Pour la FNMF, 1945 marque le début d’une coexistence de près de 70 ans, et d’une navigation de conserve avec la sécurité sociale. Sur le fond, cette stratégie s’est plutôt révélée payante, puisque la mutualité est encore aujourd’hui l’acteur majoritaire de la protection complémentaire santé individuelle. 

 

La menace de la protection sociale complémentaire sur une base collective

À partir des années 90, l’émergence d’une protection collective, par entreprise ou par branche (encouragée par des avantages fiscaux), a nourri une nouvelle concurrence face à laquelle la réaction mutualiste s’est fait en ordre dispersé. Si certains acteurs mutualistes, comme Harmonie aujourd’hui, ont investi dans le développement de produits collectifs, la majorité d’entre eux a perpétué la tradition de contrats individuels. 

Cette passivité relative explique les particularités du paysage mutualiste aujourd’hui. D’une part, les mutuelles d’entreprise ont très souvent rejoint des institutions de prévoyance, quittant de fait le Code de la Mutualité pour rejoindre le Code de la Sécurité Sociale. D’autre part, le nombre de mutuelles a fondu comme neige au soleil, passant de plusieurs milliers il y a encore dix ans à moins de 600 aujourd’hui, dont 300 seulement ne sont pas substituées. 

 

La stratégie coopérative de la FNMF

Durant toute cette période, la stratégie menée par la FNMF a essentiellement consisté à coopérer avec les pouvoirs publics, sur deux axes majeurs. D’une part, la FNMF a volontiers accompagné l’industrialisation du secteur, en acceptant, voire en promouvant, des normes réglementaires permettant de javelliser les petits acteurs. D’autre part, la FNMF a misé sur des innovations réglementaires parfois très orthogonales avec ses principes fondateurs, en imaginant que ses adhérents en tireraient profit. 
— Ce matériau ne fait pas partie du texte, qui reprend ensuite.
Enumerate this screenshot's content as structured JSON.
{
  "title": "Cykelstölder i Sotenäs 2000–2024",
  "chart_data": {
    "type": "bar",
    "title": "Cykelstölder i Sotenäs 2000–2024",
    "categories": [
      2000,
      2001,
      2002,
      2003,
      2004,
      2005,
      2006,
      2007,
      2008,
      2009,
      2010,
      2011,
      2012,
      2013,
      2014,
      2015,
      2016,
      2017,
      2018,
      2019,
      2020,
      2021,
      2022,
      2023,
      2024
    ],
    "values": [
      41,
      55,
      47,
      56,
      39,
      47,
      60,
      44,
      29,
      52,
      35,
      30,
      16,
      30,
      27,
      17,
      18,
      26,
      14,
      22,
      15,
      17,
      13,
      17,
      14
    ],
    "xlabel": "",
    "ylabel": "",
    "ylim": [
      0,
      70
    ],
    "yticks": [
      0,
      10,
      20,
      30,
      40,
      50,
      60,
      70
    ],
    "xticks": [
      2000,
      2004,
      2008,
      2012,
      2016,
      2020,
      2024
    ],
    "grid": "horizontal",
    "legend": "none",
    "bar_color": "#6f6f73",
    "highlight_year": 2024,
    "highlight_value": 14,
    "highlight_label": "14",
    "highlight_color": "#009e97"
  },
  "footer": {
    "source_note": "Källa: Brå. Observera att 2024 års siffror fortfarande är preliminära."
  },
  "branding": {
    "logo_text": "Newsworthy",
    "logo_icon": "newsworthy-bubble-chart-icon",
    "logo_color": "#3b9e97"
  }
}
La logique de la FNMF a consisté à parier que sa coopération avec les pouvoirs publics au développement de normes élevées en matière de protection sociale lui profiterait plus qu’elle ne lui nuirait, comme si le développement de la sécurité sociale était dans l’intérêt de la mutualité. 

Cette stratégie est-elle payante? La généralisation de la complémentaire santé aux retraités, obtenue en 2014 de François Hollande, a bien montré comment une idée excellente sur le papier pouvait se transformer en machine infernale lorsque la technostructure s’en emparait. 

 

Le risque de la sécurité sociale globale

Paradoxalement, donc, la proximité politique entre la FNMF et le pouvoir a placé le monde mutualiste sur une pente glissante et dangereuse. Ce glissement est d’autant plus problématique que l’idée d’une sécurité sociale globale émerge. Pour la mutualité, l’apparition de cette idée dans des programmes politiques manifeste la fin d’un cycle. Il devient désormais évident que les futurs “progrès” de la sécurité sociale interviendront au détriment de l’espace laissé libre jusqu’ici à la mutualité. 

Pour la FNMF notamment, cette évolution oblige à repenser les fondements de la stratégie coopérative menée depuis plusieurs années. Manifestement, la navigation de conserve risque de conduire l’armada des mutuelles encore vivante dans les récifs. 

 

Un revirement stratégique imminent ?

Face à ces menaces, la FNMF a probablement intérêt à opérer un revirement stratégique durable, destiné à modifier en profondeur les tentations dans l’opinion publique. Ce revirement passe par la prise de conscience de l’antagonisme entre les acteurs complémentaires et un acteur de base hégémonique. Il suppose ensuite une action déterminée pour documenter les bienfaits d’une gestion du risque intégrant des acteurs complémentaires imaginatifs et responsables. 

Il faudra vérifier, dans les semaines à venir, l’évolution de ce sujet au sein de la FNMF.